2. Pasangan primer AzoF3 (5’ GGA TCA CCT ATA CCC TCG TC 3’) dan
AzoR3 (5’ CTT CAG GTC ACG CAA CAG 3’) dapat mengamplifikasi
fragmen gen putatif lipase Azospirillum sp. JG3 dengan panjang fragmen
829 pb (0,8 kb) dan 230 pb (0,2 kb).
3. Urutan nukleotida fragmen gen putatif lipase Azospirillum sp. JG3
masing-masing memiliki kemiripan 55,59% (0,8 kb) dan 61,03% (0,2 kb)
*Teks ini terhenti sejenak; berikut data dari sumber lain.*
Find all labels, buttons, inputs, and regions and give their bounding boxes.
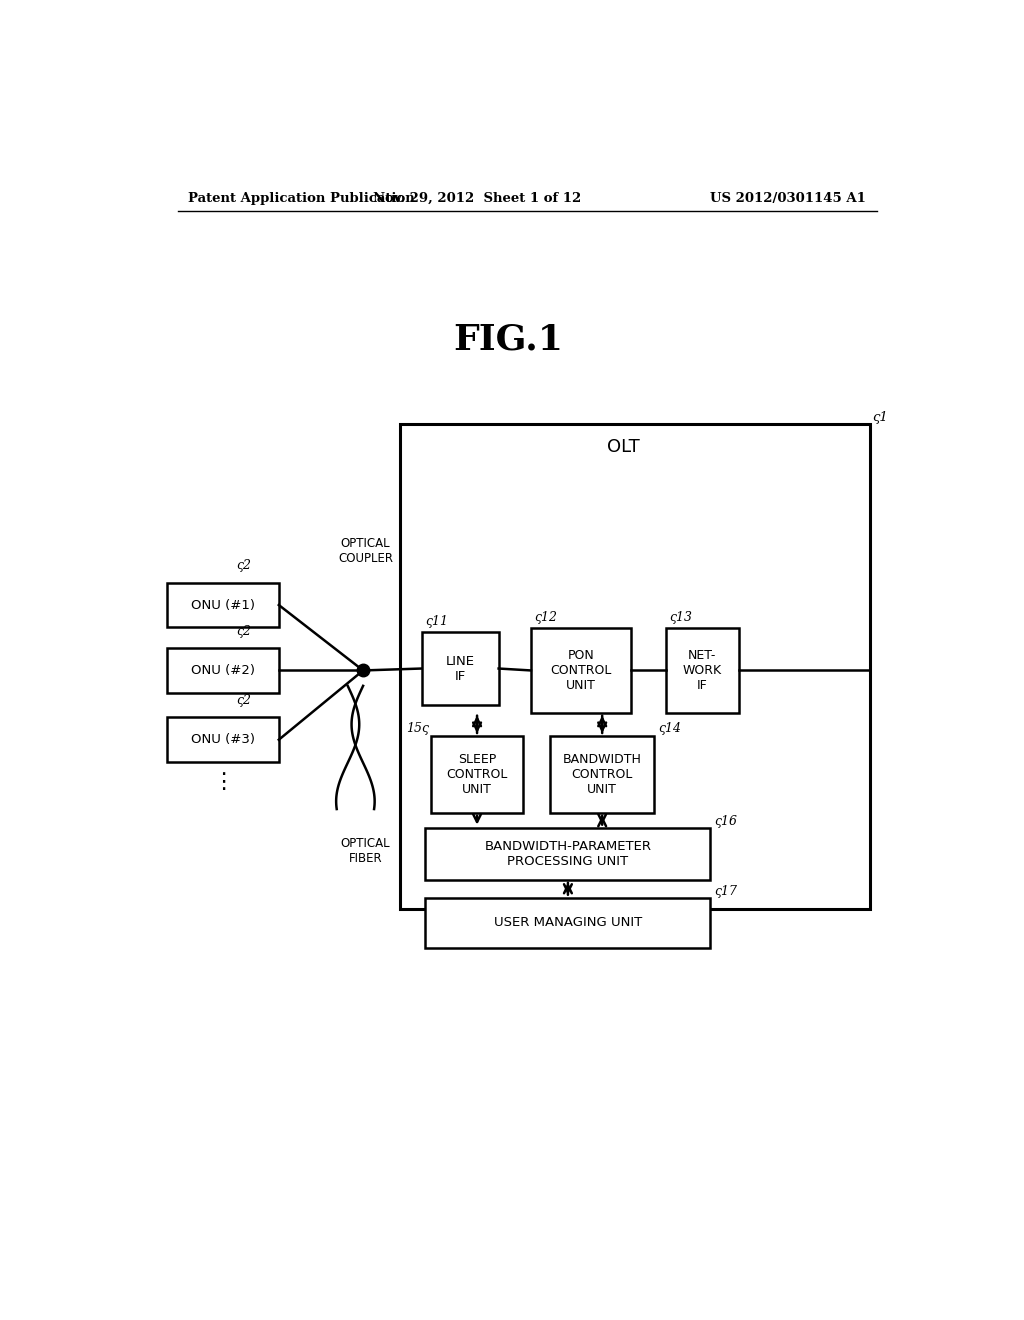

dengan urutan nukleotida pengkode enzim asilgliserol lipase milik
Azospirillum sp. B510 (NC_013857).
6.2 Saran
Penelitian ini masih memerlukan investigasi lebih lanjut mengenai
kecocokan primer dengan cetakan DNA Azospirillum sp. JG3 dan disarankan
kedepannya untuk menggunakan degenerate primer yang disusun berdasarkan
urutan asam amino dari beberapa lipase bakteri. Bisa juga dalam penelitian
digunakan primer yang tetap disusun berdasarkan urutan DNA pengkode
asilgliserol lipase milik Azospirillum sp. B510 di mana urutan primer diambil
pada daerah yang terletak di antara daerah conserve.